To bolster the above statements let us take the example of Galileo, who was criticized, when he proved that the earth was round, not flat as it was accepted during his time. But these facts when discovered should be thoroughly studied and should be looked upon before generalizing them, only then can they be called truths. Also the people who discover these facts should not be ridiculed or dismissed for, that would only act as a deterrent to our evolving world. For example, it was an accepted notion for women to not acquire education in India, until a few women who were brave enough to change this thinking. This new found truth, though ridiculed, not only changed the life of the women in the past but has also helped greatly to shape a better future. The people who put forth new ideas should not just be supported but they should also be questioned intelligently about their new findings. The common man should have a broader perspective in today’s ever changing world, so that he can cope up with the ever-increasing changes. He should not only be able to accept these facts but should also apply them or should support them in any which way possible to him.
Thus it is often seen that newly acquired knowledge about existing things which opposes the common notion is often ridiculed but this shouldn’t be the ideal case and people should learn to have a broader point of view for accepting new facts, for it would only help to accept a proved change rather than falsely believing what is convenient.
Although the factual claims that you make are probably not important for a test essay of this kind, in which the focus is on analysis, I may as well point out that Galileo did not prove that the earth was round. The discovery that the earth was round predates Galileo by many centuries; the ancient Greeks knew this fact, for example. In any case, the important problem for your first argument (the second paragraph) is that it doesn't in fact comprise a real argument. Instead of telling us why you agree with the original claim, you tell us instead what ought to be the case. To judge by the prompt, that is not the purpose of the essay, and so you would likely get little credit for such assertions. Note that the second paragraph also does not fully support the claim with which you begin your third paragraph: "Thus it is often seen that newly acquired knowledge about existing things ... is often ridiculed." You cannot prove such a claim with one or two examples. Moreover, your task is to prove a different claim: "Important truths begin ... as attacks upon the accepted wisdom of the time." You need to try to develop a general reason for thinking that the original claim might be true
There are many possible examples of discoveries of truths that attacked traditional wisdom (the Copernican revolution, Darwin's discovery of evolution, Einstein discovery of the principle relativity); but an example, even a good one, will only get you so far. You need a way of demonstrating why one should think the example has general significance; that it represents what often happens, as opposed to what just happened to happen in the specific case of the cited example. One could argue, for instance, that a truth is only really "important" if it changes the way that we interpret the world or our place in the world, and if it changes things like that, then it is necessarily an uncomfortable attack on accepted wisdom, because people tend to guard their beliefs jealously; they tend to be heavily invested in their beliefs. This is especially the case if their beliefs are tied to their religion or to their professions. Such attacks are outrageous when the accepted wisdom is so entrenched as to have the appearance of unshakable truth.

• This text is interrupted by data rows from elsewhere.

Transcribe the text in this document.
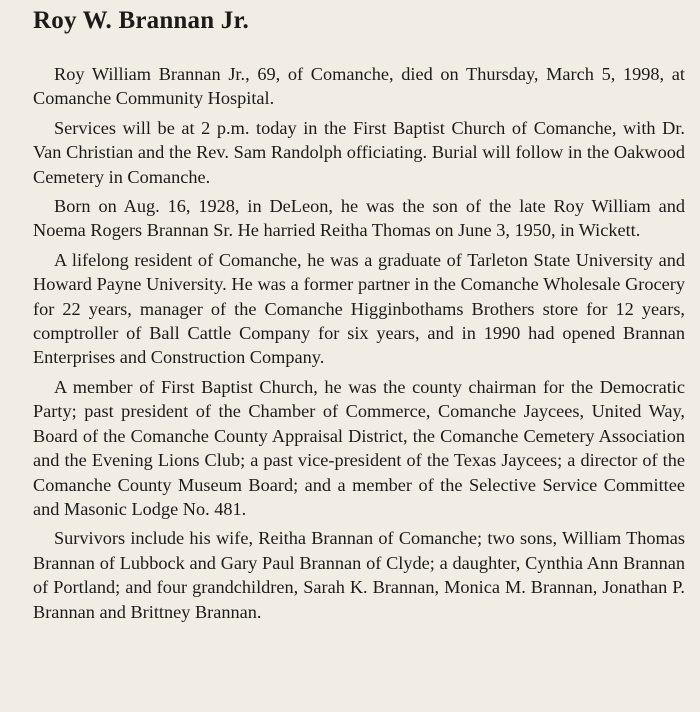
Roy W. Brannan Jr.

Roy William Brannan Jr., 69, of Comanche, died on Thursday, March 5, 1998, at Comanche Community Hospital.

Services will be at 2 p.m. today in the First Baptist Church of Comanche, with Dr. Van Christian and the Rev. Sam Randolph officiating. Burial will follow in the Oakwood Cemetery in Comanche.

Born on Aug. 16, 1928, in DeLeon, he was the son of the late Roy William and Noema Rogers Brannan Sr. He harried Reitha Thomas on June 3, 1950, in Wickett.

A lifelong resident of Comanche, he was a graduate of Tarleton State University and Howard Payne University. He was a former partner in the Comanche Wholesale Grocery for 22 years, manager of the Comanche Higginbothams Brothers store for 12 years, comptroller of Ball Cattle Company for six years, and in 1990 had opened Brannan Enterprises and Construction Company.

A member of First Baptist Church, he was the county chairman for the Democratic Party; past president of the Chamber of Commerce, Comanche Jaycees, United Way, Board of the Comanche County Appraisal District, the Comanche Cemetery Association and the Evening Lions Club; a past vice-president of the Texas Jaycees; a director of the Comanche County Museum Board; and a member of the Selective Service Committee and Masonic Lodge No. 481.

Survivors include his wife, Reitha Brannan of Comanche; two sons, William Thomas Brannan of Lubbock and Gary Paul Brannan of Clyde; a daughter, Cynthia Ann Brannan of Portland; and four grandchildren, Sarah K. Brannan, Monica M. Brannan, Jonathan P. Brannan and Brittney Brannan.
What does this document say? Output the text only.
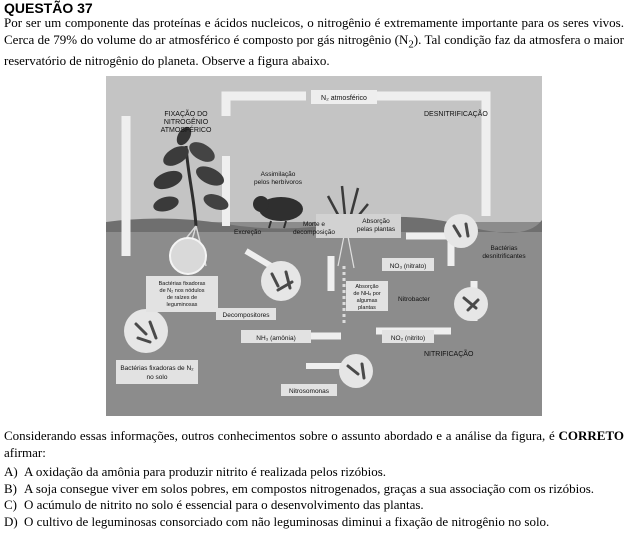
QUESTÃO 37
Por ser um componente das proteínas e ácidos nucleicos, o nitrogênio é extremamente importante para os seres vivos. Cerca de 79% do volume do ar atmosférico é composto por gás nitrogênio $(N_2)$. Tal condição faz da atmosfera o maior reservatório de nitrogênio do planeta. Observe a figura abaixo.
N₂ atmosférico
FIXAÇÃO DO
NITROGÊNIO
ATMOSFÉRICO
DESNITRIFICAÇÃO
Assimilação
pelos herbívoros
Excreção
Morte e
decomposição
Absorção
pelas plantas
Bactérias
desnitrificantes
NO₃ (nitrato)
Bactérias fixadoras
de N₂ nos nódulos
de raízes de
leguminosas
Absorção
de NH₄ por
algumas
plantas
Nitrobacter
Decompositores
NH₃ (amônia)	NO₂ (nitrito)
NITRIFICAÇÃO
Bactérias fixadoras de N₂
no solo
Nitrosomonas
Considerando essas informações, outros conhecimentos sobre o assunto abordado e a análise da figura, é CORRETO afirmar:
A) A oxidação da amônia para produzir nitrito é realizada pelos rizóbios.
B) A soja consegue viver em solos pobres, em compostos nitrogenados, graças a sua associação com os rizóbios.
C) O acúmulo de nitrito no solo é essencial para o desenvolvimento das plantas.
D) O cultivo de leguminosas consorciado com não leguminosas diminui a fixação de nitrogênio no solo.
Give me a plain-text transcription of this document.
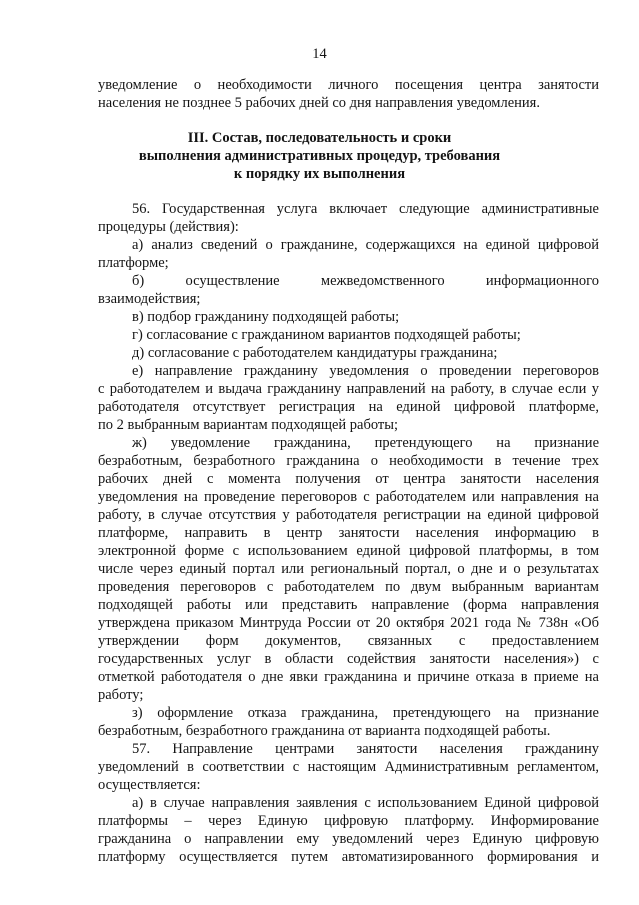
14
уведомление о необходимости личного посещения центра занятости
населения не позднее 5 рабочих дней со дня направления уведомления.
III. Состав, последовательность и сроки
выполнения административных процедур, требования
к порядку их выполнения
56. Государственная услуга включает следующие административные
процедуры (действия):
а) анализ сведений о гражданине, содержащихся на единой цифровой
платформе;
б) осуществление межведомственного информационного
взаимодействия;
в) подбор гражданину подходящей работы;
г) согласование с гражданином вариантов подходящей работы;
д) согласование с работодателем кандидатуры гражданина;
е) направление гражданину уведомления о проведении переговоров
с работодателем и выдача гражданину направлений на работу, в случае если у
работодателя отсутствует регистрация на единой цифровой платформе,
по 2 выбранным вариантам подходящей работы;
ж) уведомление гражданина, претендующего на признание
безработным, безработного гражданина о необходимости в течение трех
рабочих дней с момента получения от центра занятости населения
уведомления на проведение переговоров с работодателем или направления на
работу, в случае отсутствия у работодателя регистрации на единой цифровой
платформе, направить в центр занятости населения информацию в
электронной форме с использованием единой цифровой платформы, в том
числе через единый портал или региональный портал, о дне и о результатах
проведения переговоров с работодателем по двум выбранным вариантам
подходящей работы или представить направление (форма направления
утверждена приказом Минтруда России от 20 октября 2021 года № 738н «Об
утверждении форм документов, связанных с предоставлением
государственных услуг в области содействия занятости населения») с
отметкой работодателя о дне явки гражданина и причине отказа в приеме на
работу;
з) оформление отказа гражданина, претендующего на признание
безработным, безработного гражданина от варианта подходящей работы.
57. Направление центрами занятости населения гражданину
уведомлений в соответствии с настоящим Административным регламентом,
осуществляется:
а) в случае направления заявления с использованием Единой цифровой
платформы – через Единую цифровую платформу. Информирование
гражданина о направлении ему уведомлений через Единую цифровую
платформу осуществляется путем автоматизированного формирования и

Okay, I'm just rambling here, but note that I do it without the help of examples. If I now invoke examples to help illustrate the points I have just made, then I've got an argument that at least pretends to be more or less generally true, and the examples would just be illustrations of the way in which the argument is true, rather than reasons in themselves for believing the general truth of the argument. That's the kind of things that you ought to aim for: 1) abstract reasons that allow you to construct a general argument; 2) concrete examples that serve an illustrative role, showing that the reasons are plausible.